Carvana experienced a significant turnaround, with its adjusted EBITDA moving from a loss of over $1 billion in 2022 to a profit of $339 million. This shift was supported by a substantial increase in non-GAAP GPU, which rose by approximately $2,650 to nearly $6,000. The company has demonstrated a scalable and profitable business model, which has led to expectations of modest year-over-year growth in retail units sold in the first quarter. The projected adjusted EBITDA for this period is anticipated to be significantly above $100 million, outpacing the estimated $94 million and the consensus of $70 million.
In light of these developments, William Blair has adjusted its projection for Carvana's 2024 adjusted EBITDA upwards by more than $200 million, setting the new target at over $550 million. This adjustment signifies a growth expectation of over 65%. The firm also anticipates a roughly 40% increase in adjusted EBITDA for 2025, even as it expects Carvana to reinvest for further growth.
The positive outlook is based on the potential for healthy profit growth and accelerating revenue growth, which could lead to substantial stock appreciation. The stock is currently valued at 7.1 times EV/2025 gross profit in aftermarket valuation. Despite the upgrade, the firm acknowledges risks such as Carvana's historical profitability challenges, the management of depreciating assets, potential declines in finance income per car in an unfavorable credit environment, and the economic sensitivity of selling high-ticket discretionary items.
InvestingPro Insights
Following the optimistic assessment by investment firm William Blair, Carvana Co. (NYSE:CVNA) has shown a mixed financial landscape according to InvestingPro data. While the company's market capitalization stands at $10.54 billion, suggesting a robust size, the financial metrics reflect some challenges. The Price to Earnings (P/E) ratio is currently negative at -23.24, indicating that investors are paying a premium for a company that isn't currently profitable. This is further emphasized by a Price to Book (P/B) ratio of 31.12, which is considerably high, pointing to a stock that may be overvalued relative to the company's book value.
Carvana's revenue has experienced a decline over the last twelve months, with a -22.98% change, aligning with analysts' expectations of a sales decline in the current year. This downturn in revenue growth may be a concern for investors looking for companies with consistent top-line growth. However, Carvana has demonstrated strong returns, with a remarkable 419.94% one-year price total return, reflecting significant investor optimism and potential market reassessment of the company's future prospects.
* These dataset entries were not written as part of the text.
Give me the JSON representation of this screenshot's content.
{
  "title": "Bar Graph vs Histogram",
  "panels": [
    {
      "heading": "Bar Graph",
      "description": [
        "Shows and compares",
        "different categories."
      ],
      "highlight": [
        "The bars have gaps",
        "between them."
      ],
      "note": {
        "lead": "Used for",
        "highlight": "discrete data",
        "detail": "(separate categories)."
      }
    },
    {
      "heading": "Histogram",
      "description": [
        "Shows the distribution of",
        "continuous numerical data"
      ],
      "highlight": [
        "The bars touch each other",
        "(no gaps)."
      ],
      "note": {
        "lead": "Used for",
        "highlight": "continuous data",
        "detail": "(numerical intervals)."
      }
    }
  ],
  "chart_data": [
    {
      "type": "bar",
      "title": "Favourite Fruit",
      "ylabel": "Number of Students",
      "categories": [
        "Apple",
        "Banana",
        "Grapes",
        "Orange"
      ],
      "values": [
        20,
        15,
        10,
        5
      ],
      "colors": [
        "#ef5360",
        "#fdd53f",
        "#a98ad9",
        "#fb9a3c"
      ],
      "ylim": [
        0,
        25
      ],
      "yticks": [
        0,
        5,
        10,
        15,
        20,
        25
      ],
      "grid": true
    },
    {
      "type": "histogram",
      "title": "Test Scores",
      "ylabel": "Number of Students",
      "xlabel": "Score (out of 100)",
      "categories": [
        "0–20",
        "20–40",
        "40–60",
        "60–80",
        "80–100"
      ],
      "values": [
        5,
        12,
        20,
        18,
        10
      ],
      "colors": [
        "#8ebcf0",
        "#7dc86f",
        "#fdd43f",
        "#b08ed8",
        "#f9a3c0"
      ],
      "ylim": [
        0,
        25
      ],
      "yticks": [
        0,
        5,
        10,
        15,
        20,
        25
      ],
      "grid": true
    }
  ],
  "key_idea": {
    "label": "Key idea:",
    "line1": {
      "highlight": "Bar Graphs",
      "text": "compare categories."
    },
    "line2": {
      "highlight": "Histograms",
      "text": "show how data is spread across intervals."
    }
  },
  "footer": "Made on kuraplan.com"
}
InvestingPro Tips highlight the company's high shareholder yield and note its stock's tendency to trade with high price volatility. For investors considering Carvana, these insights could be pivotal in understanding the potential risks and rewards associated with the stock. The company's liquid assets exceeding short-term obligations suggest a stable financial position in the near term, which may reassure investors concerned about the company's ability to meet its immediate liabilities.